GenAI ist derzeit mit Abstand die populärste Form der künstlichen Intelligenz. Laut dem „Work Trend Index 2024“ von Microsoft und LinkedIn mit 36.000 Teilnehmern nutzen 3 von 4 Mitarbeitenden GenAI in Ihrem Unternehmen. Jedoch bringen 78% ihre eigene KI mit zur Arbeit. KI scheint also beliebt zu sein und die Schatten-IT zeigt, dass Unternehmen einen Nachholbedarf haben. Die Beliebtheit generativer KI liegt darin, dass sie es ermöglicht, mit einfachen Sprach- und Textbefehlen Inhalte wie Texte, Bilder und Videos zu analysieren oder neue Inhalte zu erstellen. Beispielsweise lassen sich E-Mails beantworten, Studien zusammenzufassen, das QM-Handbuch befragen, Berichte erstellen und vieles mehr. GenAI ist nicht nur Kreativitätsmittel und Produktivitäts-Monster, sondern hat überdies das Potenzial, das deutsche Bruttoinlandsprodukt bis zum Jahr 2030 um bis zu 220 Milliarden Euro zu steigern. Das entspricht einem jährlichen Wachstum von 0,4 bis 0,7 Prozent, so der Tenor der im März 2024 veröffentlichten Studie „Embracing the GenAI Opportunity“ von Strategy&, der globalen Strategieberatung von PwC. Besonders profitieren könnten Branchen wie Technologie, Software, Medien, Pharma und Finanzen.
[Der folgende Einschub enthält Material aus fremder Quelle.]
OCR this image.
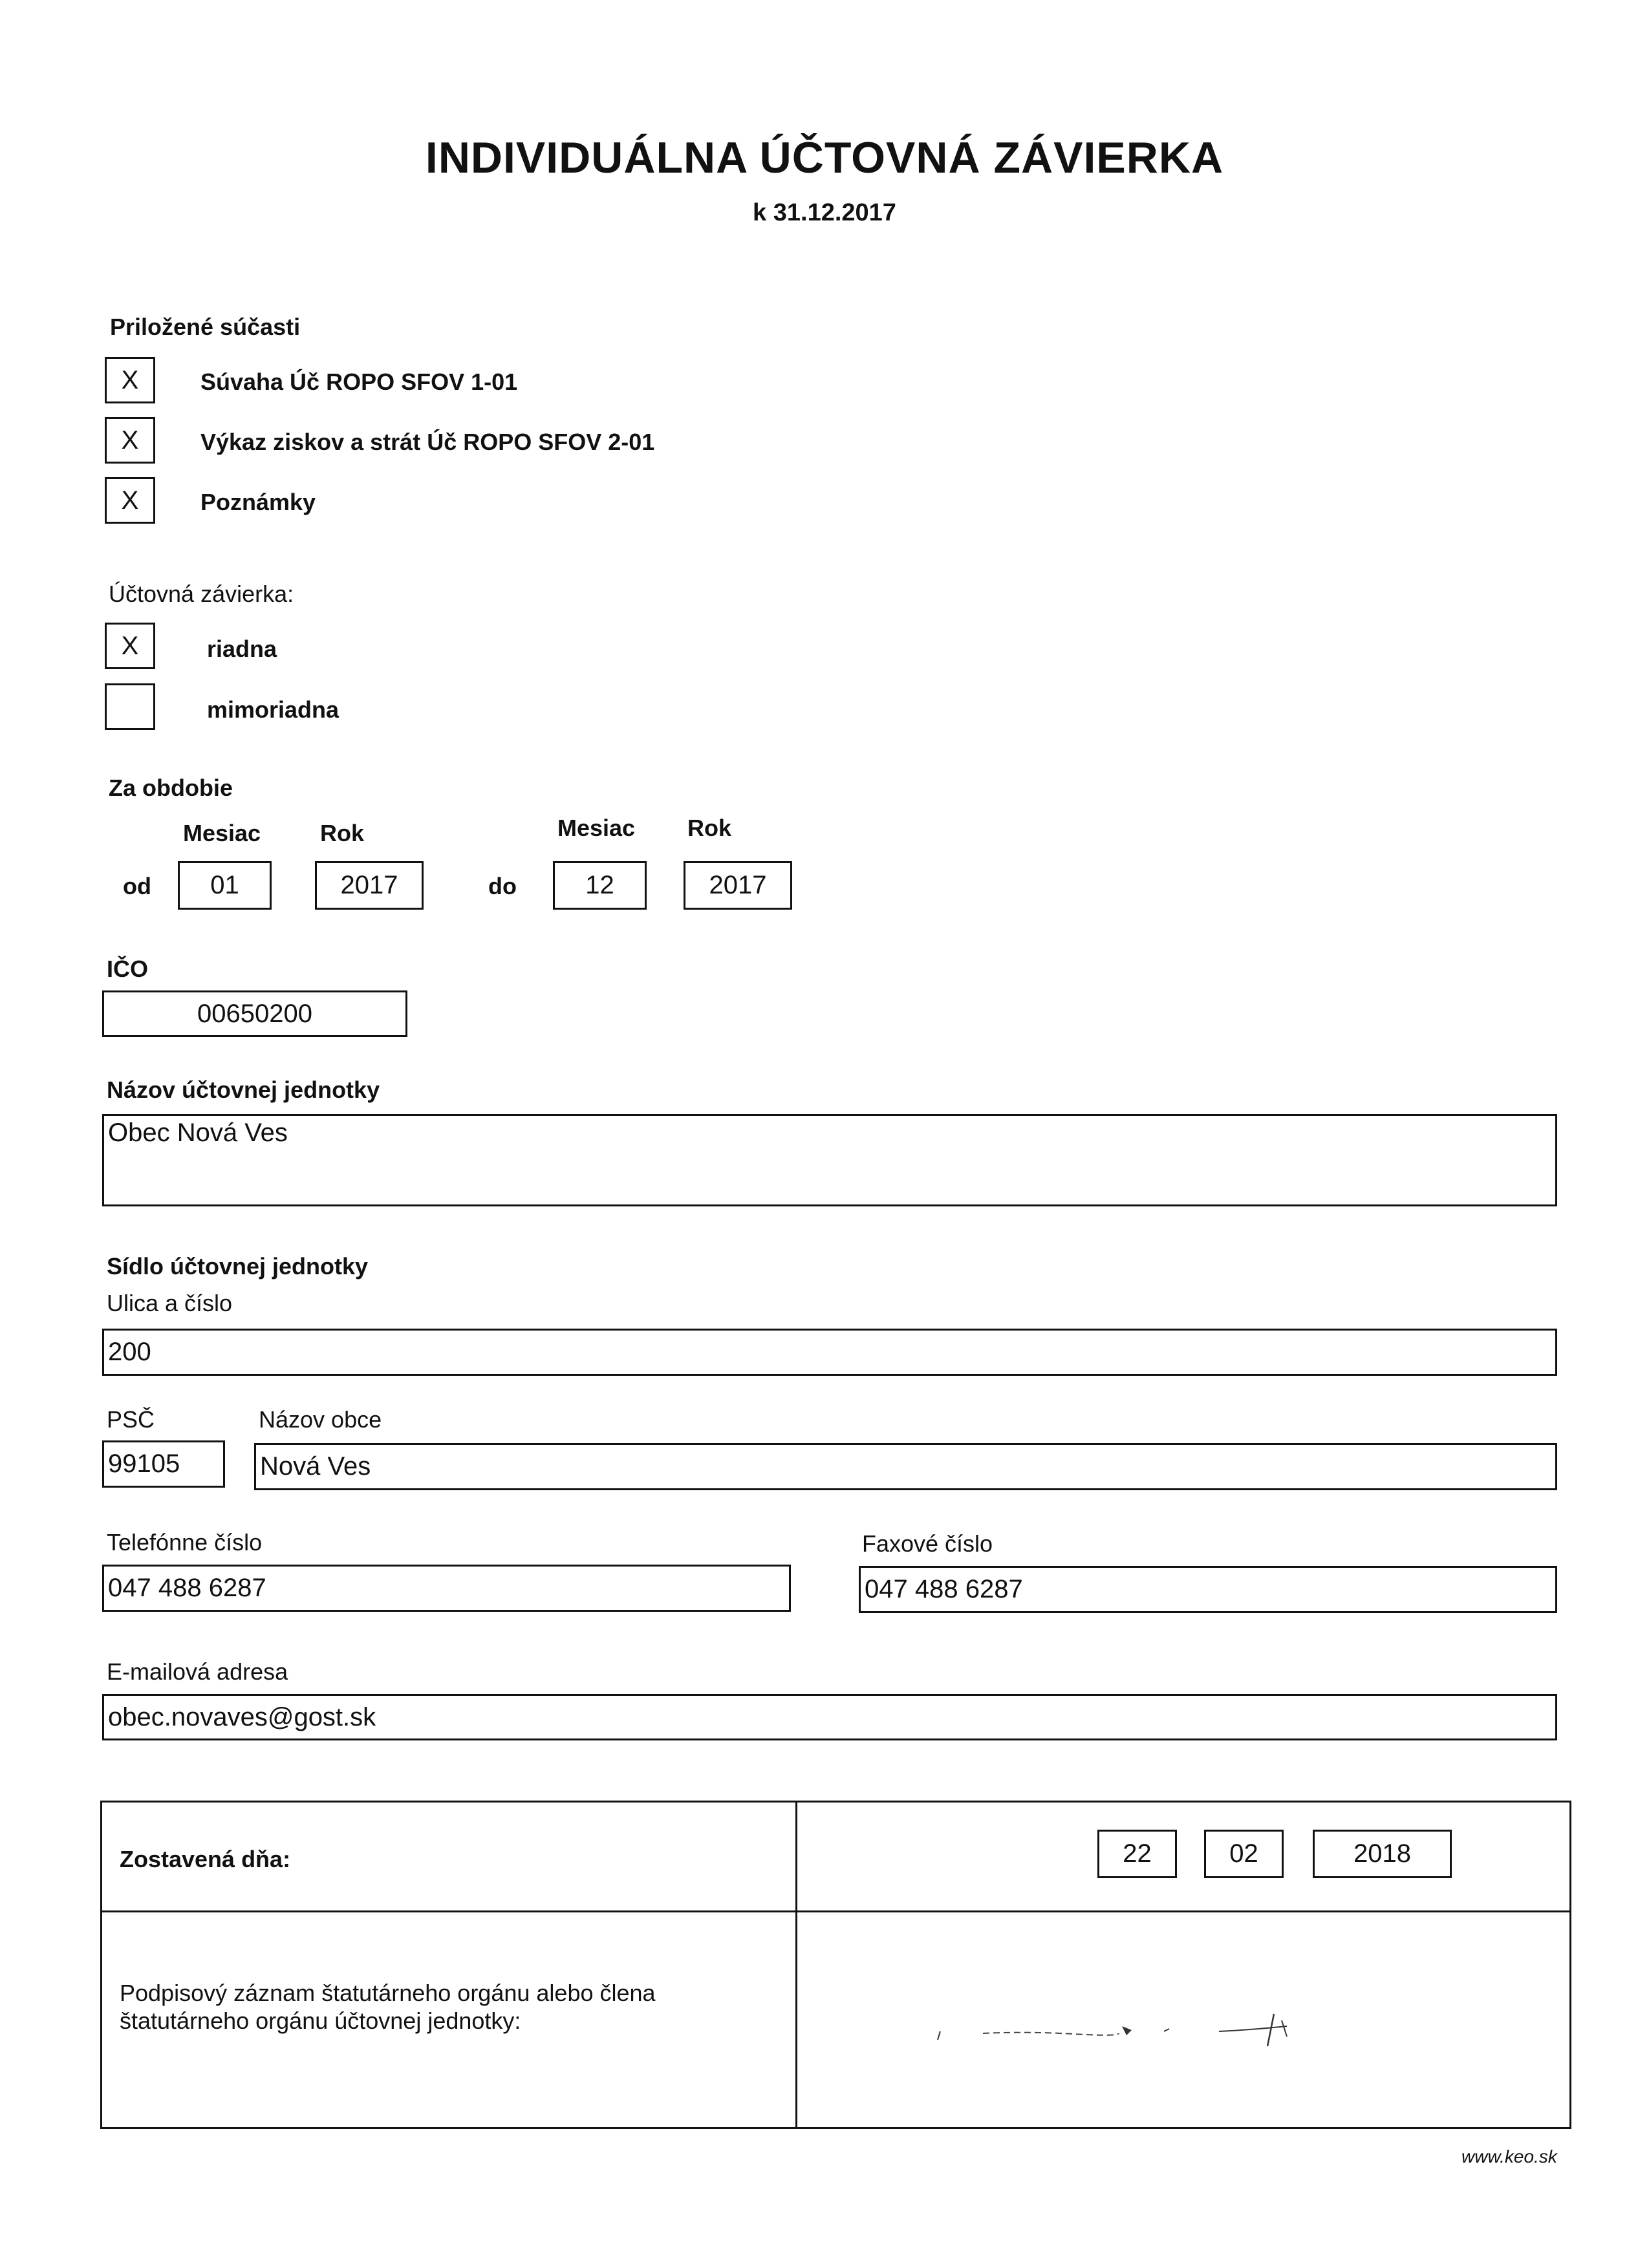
INDIVIDUÁLNA ÚČTOVNÁ ZÁVIERKA
k 31.12.2017
Priložené súčasti
X	Súvaha Úč ROPO SFOV 1-01
X	Výkaz ziskov a strát Úč ROPO SFOV 2-01
X	Poznámky
Účtovná závierka:
X	riadna
mimoriadna
Za obdobie
Mesiac	Rok	Mesiac Rok
od	01	2017	do	12	2017
IČO
00650200
Názov účtovnej jednotky
Obec Nová Ves
Sídlo účtovnej jednotky
Ulica a číslo
200
PSČ	Názov obce
99105	Nová Ves
Telefónne číslo
047 488 6287
Faxové číslo
047 488 6287
E-mailová adresa
obec.novaves@gost.sk
Zostavená dňa:	22	02	2018
Podpisový záznam štatutárneho orgánu alebo člena
štatutárneho orgánu účtovnej jednotky:
www.keo.sk
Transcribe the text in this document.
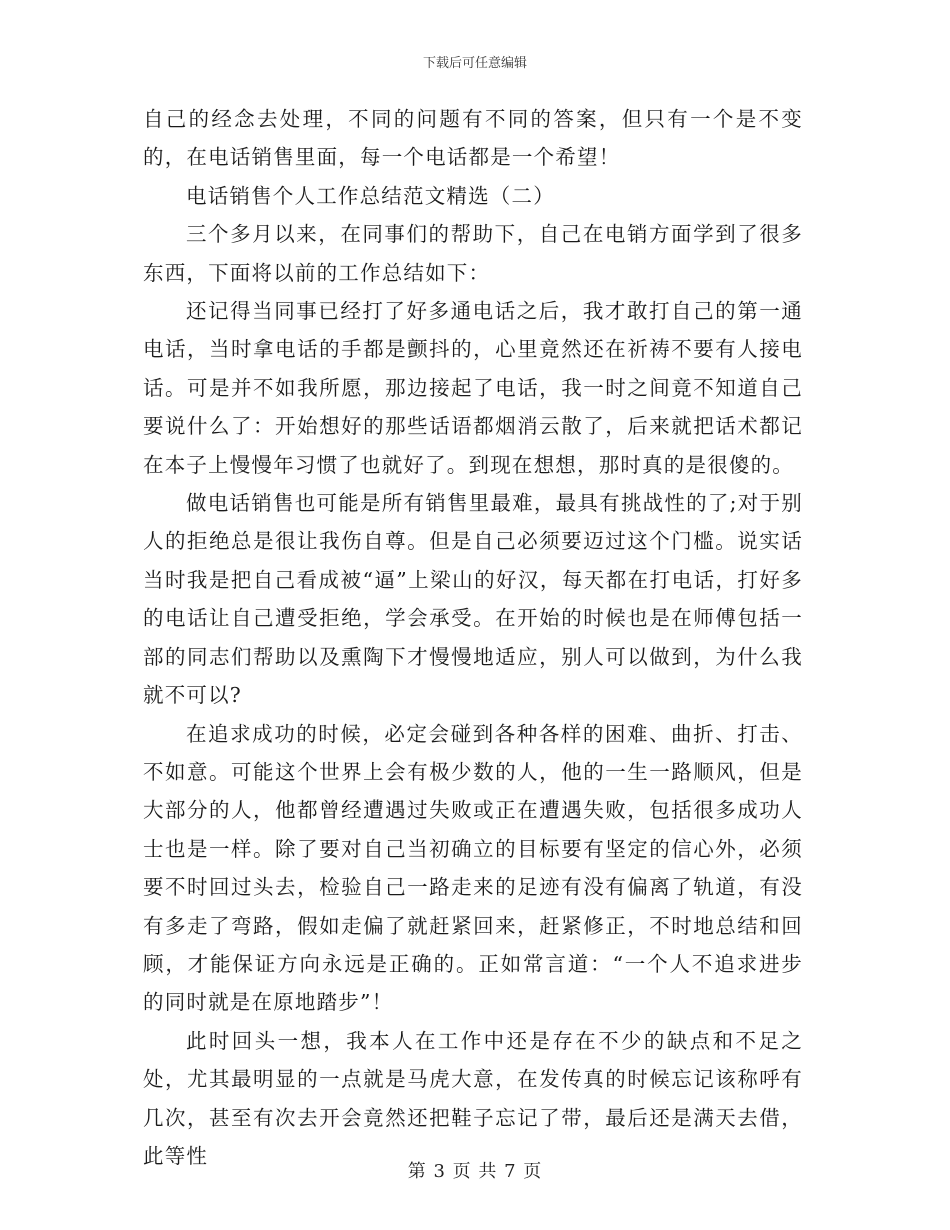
下载后可任意编辑

自己的经念去处理，不同的问题有不同的答案，但只有一个是不变的，在电话销售里面，每一个电话都是一个希望！

电话销售个人工作总结范文精选（二）

三个多月以来，在同事们的帮助下，自己在电销方面学到了很多东西，下面将以前的工作总结如下：

还记得当同事已经打了好多通电话之后，我才敢打自己的第一通电话，当时拿电话的手都是颤抖的，心里竟然还在祈祷不要有人接电话。可是并不如我所愿，那边接起了电话，我一时之间竟不知道自己要说什么了：开始想好的那些话语都烟消云散了，后来就把话术都记在本子上慢慢年习惯了也就好了。到现在想想，那时真的是很傻的。

做电话销售也可能是所有销售里最难，最具有挑战性的了;对于别人的拒绝总是很让我伤自尊。但是自己必须要迈过这个门槛。说实话当时我是把自己看成被“逼”上梁山的好汉，每天都在打电话，打好多的电话让自己遭受拒绝，学会承受。在开始的时候也是在师傅包括一部的同志们帮助以及熏陶下才慢慢地适应，别人可以做到，为什么我就不可以?

在追求成功的时候，必定会碰到各种各样的困难、曲折、打击、不如意。可能这个世界上会有极少数的人，他的一生一路顺风，但是大部分的人，他都曾经遭遇过失败或正在遭遇失败，包括很多成功人士也是一样。除了要对自己当初确立的目标要有坚定的信心外，必须要不时回过头去，检验自己一路走来的足迹有没有偏离了轨道，有没有多走了弯路，假如走偏了就赶紧回来，赶紧修正，不时地总结和回顾，才能保证方向永远是正确的。正如常言道：“一个人不追求进步的同时就是在原地踏步”！

此时回头一想，我本人在工作中还是存在不少的缺点和不足之处，尤其最明显的一点就是马虎大意，在发传真的时候忘记该称呼有几次，甚至有次去开会竟然还把鞋子忘记了带，最后还是满天去借，此等性

第 3 页 共 7 页
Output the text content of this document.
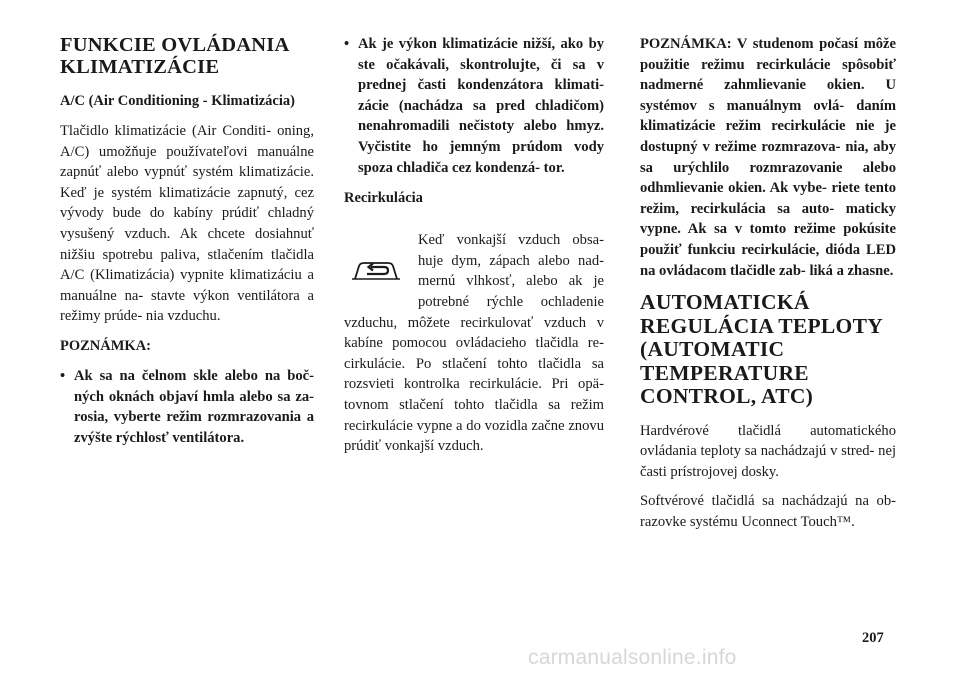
FUNKCIE OVLÁDANIA KLIMATIZÁCIE
A/C (Air Conditioning - Klimatizácia)
Tlačidlo klimatizácie (Air Conditi- oning, A/C) umožňuje používateľovi manuálne zapnúť alebo vypnúť systém klimatizácie. Keď je systém klimatizácie zapnutý, cez vývody bude do kabíny prúdiť chladný vysušený vzduch. Ak chcete dosiahnuť nižšiu spotrebu paliva, stlačením tlačidla A/C (Klimatizácia) vypnite klimatizáciu a manuálne na- stavte výkon ventilátora a režimy prúde- nia vzduchu.
POZNÁMKA:
• Ak sa na čelnom skle alebo na boč- ných oknách objaví hmla alebo sa za- rosia, vyberte režim rozmrazovania a zvýšte rýchlosť ventilátora.
• Ak je výkon klimatizácie nižší, ako by ste očakávali, skontrolujte, či sa v prednej časti kondenzátora klimati- zácie (nachádza sa pred chladičom) nenahromadili nečistoty alebo hmyz. Vyčistite ho jemným prúdom vody spoza chladiča cez kondenzá- tor.
Recirkulácia
Keď vonkajší vzduch obsa- huje dym, zápach alebo nad- mernú vlhkosť, alebo ak je potrebné rýchle ochladenie vzduchu, môžete recirkulovať vzduch v kabíne pomocou ovládacieho tlačidla re- cirkulácie. Po stlačení tohto tlačidla sa rozsvieti kontrolka recirkulácie. Pri opä- tovnom stlačení tohto tlačidla sa režim recirkulácie vypne a do vozidla začne znovu prúdiť vonkajší vzduch.
POZNÁMKA: V studenom počasí môže použitie režimu recirkulácie spôsobiť nadmerné zahmlievanie okien. U systémov s manuálnym ovlá- daním klimatizácie režim recirkulácie nie je dostupný v režime rozmrazova- nia, aby sa urýchlilo rozmrazovanie alebo odhmlievanie okien. Ak vybe- riete tento režim, recirkulácia sa auto- maticky vypne. Ak sa v tomto režime pokúsite použiť funkciu recirkulácie, dióda LED na ovládacom tlačidle zab- liká a zhasne.
AUTOMATICKÁ REGULÁCIA TEPLOTY (AUTOMATIC TEMPERATURE CONTROL, ATC)
Hardvérové tlačidlá automatického ovládania teploty sa nachádzajú v stred- nej časti prístrojovej dosky.
Softvérové tlačidlá sa nachádzajú na ob- razovke systému Uconnect Touch™.
207
carmanualsonline.info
Doch während diese Sektoren florieren könnten, bleibt der Rest der deutschen Wirtschaft, der traditionell stark in Bereichen wie Maschinenbau, Automobilindustrie und Chemie verankert ist, hinter den Möglichkeiten zurück. Noch jedenfalls.

GenAI: Chancen und Risiken in der Nahaufnahme

Lassen Sie uns einen genaueren Blick auf die Chancen werfen. Denn es macht immer mehr Spaß, über das zu sprechen und zu philosophieren, was werden könnte – als das, was man verlieren könnte. GenAI ermöglicht fraglos immense Produktivitätssteigerungen. Für den deutschen Mittelstand bedeutet das, effizienter zu arbeiten und sich besser auf die Bedürfnisse der Kunden einzustellen. In der Finanzbranche beispielsweise könnten KI-Assistenten Kundenberatern helfen, Beratungsgespräche besser und schneller vorzubereiten und individualisierte Investmentvorschläge zu unterbreiten. Wissensdatenbanken auf Basis eigener Dokumente und Prozesse können allen Mitarbeitern unterstützen, schnell und nachvollziehbar auf das Unternehmenswissen zuzugreifen. GenAI bietet gerade in der aktuell eher zurückhaltenden Stimmung in der deutschen Wirtschaft eine riesige Chance. Durch potenzielle Produktivitätssteigerungen könnten Herausforderungen wie der Fachkräftemangel in einzelnen Bereichen gelöst werden.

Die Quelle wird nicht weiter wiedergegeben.